Not everything was happiness and a reason to celebrate, though. Even before the humiliating 7-1 defeat to Germany in the semi-final, many Brazilians already wished that the World Cup had never taken place for the second time in their homeland. And urban art was also a weapon used for those backing the anti-World Cup mood in the South American nation during the build-up to the tournament.

Three weeks before the opening game of the 2014 World Cup, the tournament already had an iconic image. And FIFA were not happy about it. Sao Paulo-based artist Paulo Ito's art depicting a starving boy being served a football instead of food became an international sensation. The portrait of the weeping child condensed the feeling where poverty levels are still appalling high - the World Cup cost the nation a fortune, that many believe could have been spent elsewhere.



Fast-forward four years to the 2018 World Cup, and a Brazilian that once painted the streets found himself this time on the other side, In 2014 teenager Gabriel Jesus was painting the streets of Jardim Peri, a favela on the northern edge of Sao Paulo where he was raised and which he has it tattoed on his right arm.

https://www.facebook.com/GuaranaAntarctica/videos/2175247052488702/?v=2175247052488702

For years on, the Manchester City striker was wearing Brazil's iconic no.9 in the most awaited football competition on the planet, while back home his "Hello, Mum!" goal celebration featured on the side of homes in Jardim Peri as part of the World Cup decorations. "From the streets to the World Cup", it read beside Gabriel Jesus' smiling face.

"I have always been a dreamer", wrote the Brazilian international when first posting on his childhood memory showing him with spray cans and paintbrushes in hand.



As many Samba football stars, Brazilian street artists frequently travel around the world, exhibiting their uniquely jubilant style of painting.
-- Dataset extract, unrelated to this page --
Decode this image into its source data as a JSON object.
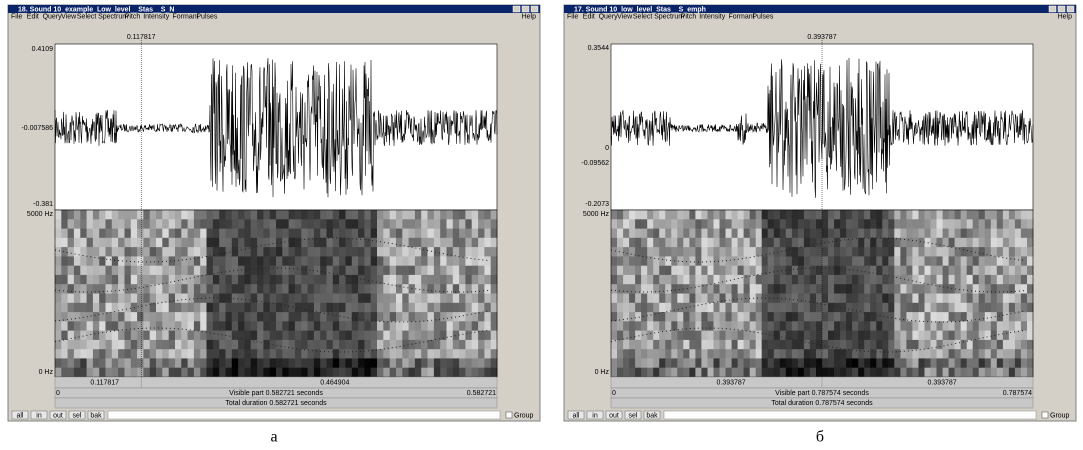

Brazil frontrunners are undoubtedly the twins Os Gemeos (Otavio Pandolfo and Gustavo Pandolfo), who have their own indigenous styles that in recent years have had an international influence after they adorned the streets of their native Sao Paulo.

When Brazil hosted the World Cup in 2014, the duo painted on an extraordinary scale, tagging the entire facade of a Boeing 737, which transported the Brazilian national team from city to city.



Os Gemeos covered the entire airplane from beginning to end, top to bottom, with their well-known characters: elongated faces, colorful skin, and animated expressions to symbolize Brazil extraordinary varied and colorful ethnicity, mixed-race society. They used an airplane hangar as an art studio and it took them 1,200 cans of spray to complete the week-long process.